Living in New York takes thick skin—and eardrums. Life outside on the streets of NYC is anything but muted. How you react to the hubbub is one of the ways NYC separates its wheat from its chaff; the wheat learns to love the roar, the chaff moves back to Ohio. As a result, New Yorkers have come to love certain sounds that cause people from other places to slap their hands over their ears and curse loudly.

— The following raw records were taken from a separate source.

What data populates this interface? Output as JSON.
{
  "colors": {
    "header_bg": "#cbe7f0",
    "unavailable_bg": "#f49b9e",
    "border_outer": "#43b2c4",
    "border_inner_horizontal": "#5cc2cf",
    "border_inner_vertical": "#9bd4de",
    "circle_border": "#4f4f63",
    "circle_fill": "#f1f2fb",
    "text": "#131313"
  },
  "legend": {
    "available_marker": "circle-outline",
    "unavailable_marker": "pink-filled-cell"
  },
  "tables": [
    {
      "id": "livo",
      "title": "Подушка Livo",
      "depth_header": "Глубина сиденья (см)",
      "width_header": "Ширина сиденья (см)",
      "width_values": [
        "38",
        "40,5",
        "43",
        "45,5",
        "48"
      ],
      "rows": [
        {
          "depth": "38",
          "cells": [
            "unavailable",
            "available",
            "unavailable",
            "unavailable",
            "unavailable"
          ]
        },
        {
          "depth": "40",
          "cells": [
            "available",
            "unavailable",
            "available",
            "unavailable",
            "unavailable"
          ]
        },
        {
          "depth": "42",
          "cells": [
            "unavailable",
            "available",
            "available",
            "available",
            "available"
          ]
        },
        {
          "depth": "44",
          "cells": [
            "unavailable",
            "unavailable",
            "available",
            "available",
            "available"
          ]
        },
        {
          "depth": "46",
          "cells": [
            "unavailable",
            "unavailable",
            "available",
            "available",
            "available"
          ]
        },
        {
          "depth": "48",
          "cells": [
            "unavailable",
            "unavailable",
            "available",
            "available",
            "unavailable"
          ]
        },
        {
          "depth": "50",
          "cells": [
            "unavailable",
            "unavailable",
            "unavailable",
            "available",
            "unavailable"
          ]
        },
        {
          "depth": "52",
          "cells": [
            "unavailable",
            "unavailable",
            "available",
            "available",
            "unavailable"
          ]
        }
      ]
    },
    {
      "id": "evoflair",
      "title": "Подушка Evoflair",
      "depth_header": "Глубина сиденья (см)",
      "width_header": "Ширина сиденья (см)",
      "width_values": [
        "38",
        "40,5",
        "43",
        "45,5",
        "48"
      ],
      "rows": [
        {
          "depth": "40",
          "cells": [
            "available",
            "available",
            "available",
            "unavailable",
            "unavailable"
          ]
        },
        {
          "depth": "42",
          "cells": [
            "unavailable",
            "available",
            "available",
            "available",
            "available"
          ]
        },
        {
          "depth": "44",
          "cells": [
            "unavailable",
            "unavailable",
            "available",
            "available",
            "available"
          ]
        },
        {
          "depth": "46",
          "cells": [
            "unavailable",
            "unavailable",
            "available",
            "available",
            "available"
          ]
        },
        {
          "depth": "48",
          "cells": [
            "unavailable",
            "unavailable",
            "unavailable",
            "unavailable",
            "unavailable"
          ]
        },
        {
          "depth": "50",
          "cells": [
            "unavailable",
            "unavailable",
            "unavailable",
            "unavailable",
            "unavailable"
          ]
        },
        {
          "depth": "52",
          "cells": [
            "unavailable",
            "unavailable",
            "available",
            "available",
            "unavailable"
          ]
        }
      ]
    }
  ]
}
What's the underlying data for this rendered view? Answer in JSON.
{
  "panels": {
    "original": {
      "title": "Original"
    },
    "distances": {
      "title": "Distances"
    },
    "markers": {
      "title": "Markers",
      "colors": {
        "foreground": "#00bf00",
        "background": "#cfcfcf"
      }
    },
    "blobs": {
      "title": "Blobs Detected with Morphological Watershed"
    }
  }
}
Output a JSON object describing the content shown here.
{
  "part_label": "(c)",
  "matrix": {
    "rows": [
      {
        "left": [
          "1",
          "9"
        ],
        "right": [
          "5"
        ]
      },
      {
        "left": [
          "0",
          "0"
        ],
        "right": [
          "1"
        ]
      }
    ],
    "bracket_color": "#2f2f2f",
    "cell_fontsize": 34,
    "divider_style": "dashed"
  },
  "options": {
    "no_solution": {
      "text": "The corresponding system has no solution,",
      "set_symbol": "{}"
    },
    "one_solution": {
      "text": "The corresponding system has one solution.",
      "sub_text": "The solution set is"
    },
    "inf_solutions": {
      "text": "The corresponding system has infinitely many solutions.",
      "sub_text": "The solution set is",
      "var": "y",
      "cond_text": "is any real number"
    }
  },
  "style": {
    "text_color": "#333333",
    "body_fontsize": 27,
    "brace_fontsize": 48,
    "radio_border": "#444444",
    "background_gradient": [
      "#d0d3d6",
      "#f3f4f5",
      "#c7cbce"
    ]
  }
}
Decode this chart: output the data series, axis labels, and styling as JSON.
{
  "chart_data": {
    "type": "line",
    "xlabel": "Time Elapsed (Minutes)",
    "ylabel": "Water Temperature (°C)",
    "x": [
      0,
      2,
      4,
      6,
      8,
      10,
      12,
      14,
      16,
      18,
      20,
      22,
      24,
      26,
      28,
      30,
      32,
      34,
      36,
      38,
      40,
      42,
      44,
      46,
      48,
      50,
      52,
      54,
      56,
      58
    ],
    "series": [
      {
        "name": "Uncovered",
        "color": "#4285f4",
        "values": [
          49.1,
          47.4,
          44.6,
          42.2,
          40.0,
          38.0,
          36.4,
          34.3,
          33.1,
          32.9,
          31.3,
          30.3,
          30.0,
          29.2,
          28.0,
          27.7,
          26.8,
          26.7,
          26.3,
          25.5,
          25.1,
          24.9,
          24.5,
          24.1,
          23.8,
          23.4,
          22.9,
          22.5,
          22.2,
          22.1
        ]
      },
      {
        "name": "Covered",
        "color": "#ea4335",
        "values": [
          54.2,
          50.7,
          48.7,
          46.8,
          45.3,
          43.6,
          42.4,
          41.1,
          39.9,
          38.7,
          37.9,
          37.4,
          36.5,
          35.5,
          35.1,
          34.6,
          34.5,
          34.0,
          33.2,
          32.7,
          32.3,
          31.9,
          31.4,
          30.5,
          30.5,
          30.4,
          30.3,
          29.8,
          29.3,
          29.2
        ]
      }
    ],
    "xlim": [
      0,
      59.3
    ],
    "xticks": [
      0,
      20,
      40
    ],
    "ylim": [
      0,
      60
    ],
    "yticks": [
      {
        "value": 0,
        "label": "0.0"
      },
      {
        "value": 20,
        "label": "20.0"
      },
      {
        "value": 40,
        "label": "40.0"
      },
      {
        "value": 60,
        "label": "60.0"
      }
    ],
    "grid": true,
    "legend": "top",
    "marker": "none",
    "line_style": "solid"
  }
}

The symphony of overlapping automobile horns just might be the sound most identified with New York City. It’s the New Yorker’s constant companion, whether at 2pm in midtown or 2am in the East Village. The city has attempted to crack down on the noise in recent years, threatening unnecessary honkers with a $350 fine; in reality, this has done as much good as Mayor de Blasio standing on Fifth Avenue and shaking his fist at the traffic.
These electronic wails are designed to be obnoxious—they’re supposed to cut through background noise to tell inattentive drivers and pedestrians to make way for the emergency vehicle coming through. And in most places, they do a fine job. Here in NYC, though, heavy traffic means first responders use them constantly. As a result, sirens become so ubiquitous, they often go unnoticed—or even, on occasion, enjoyed.
People talking to themselves
Everybody talks to themselves sometimes—but there’s a big difference between rehearsing what you’re gonna say to your office crush under your breath and that guy on the subway rambling on about the quail inside Obama controlling him like a locomotive. Visitors steer clear of such self-narrating characters; New Yorkers, on the other hand, have seen enough of them to find their rants oddly amusing.
Of all the sounds rural dwellers enjoy, it’s hard to beat a babbling brook for peacefulness. Luckily, New Yorkers have their own version of this: the endless flow of traffic along the city’s great expressways. From the BQE to the FDR, NYC’s highways run ceaselessly, giving nearby residents the auditory equivalent of a relaxing river—though it’s a lot easier to ride an inner tube down a river than an expressway.
The screech of the subway
This whole list could be filled with the routine sounds of the New York City subway: the familiar canned announcements, the beep of a successful MetroCard swipe, the ding-dong of the closing doors. But it’s the sharp screech of an arriving train that takes the cake. To locals, it’s not an ear-wrenching screech; it’s the sound of being one step closer to home.
The cacophony of a jam-packed bar may be overwhelming to many, but for New Yorkers, it’s the inviting sound of a fun night out. By day, Big Apple residents can seem cool and antisocial, but it’s just their way of dealing with being constantly surrounded by millions of strangers. Nighttime is when they instead get to be surrounded by their friends. Throw in a little social lubricant, and it’s a recipe for a noisy room.
People yelling at each other in public
Public arguments have been a staple of the city for as long as there’s been a New York. Rarely does a day go in the average New Yorker’s life where he or she doesn’t observe two or more people yelling or screaming at each other, usually over something incredibly mundane. When you’re no longer uncomfortable at the sound of human beings shouting three feet away…that’s when you know you’re a real New Yorker.
Between all the new buildings vaulting upwards, the new train tunnels burrowing underground and all the road repairs in between, New York City is under a constant state of construction. But over time, something interesting happens; all the noise from those jackhammers and heavy truck engines and tunnel-boring machines and sky-scraping cranes blends together into an innocuous white noise so commonplace, most New Yorkers don’t even notice it until it’s gone.
Okay, even the most hardened New Yorker can be driven up the wall by a lone dog yipping away all night long. But put a few dogs together—as often happens in the city’s dog parks—and their barks and cries blend into a sweet chorus. For those New Yorkers who can’t squeeze a dog into their apartments or lifestyles, it’s a fond reminder of how wonderful it can be to have a pooch of your own.
Waking up to a deep diesel growl and the steady moan of a hydraulic press at work isn’t your average person’s idea of a good end to a restful night’s sleep. But for New Yorkers, the early morning sounds of the garbage truck mean the system that keeps tiny apartments empty of used takeout containers and crowded sidewalks free of potentially bedbug-ridden furniture is working like a charm.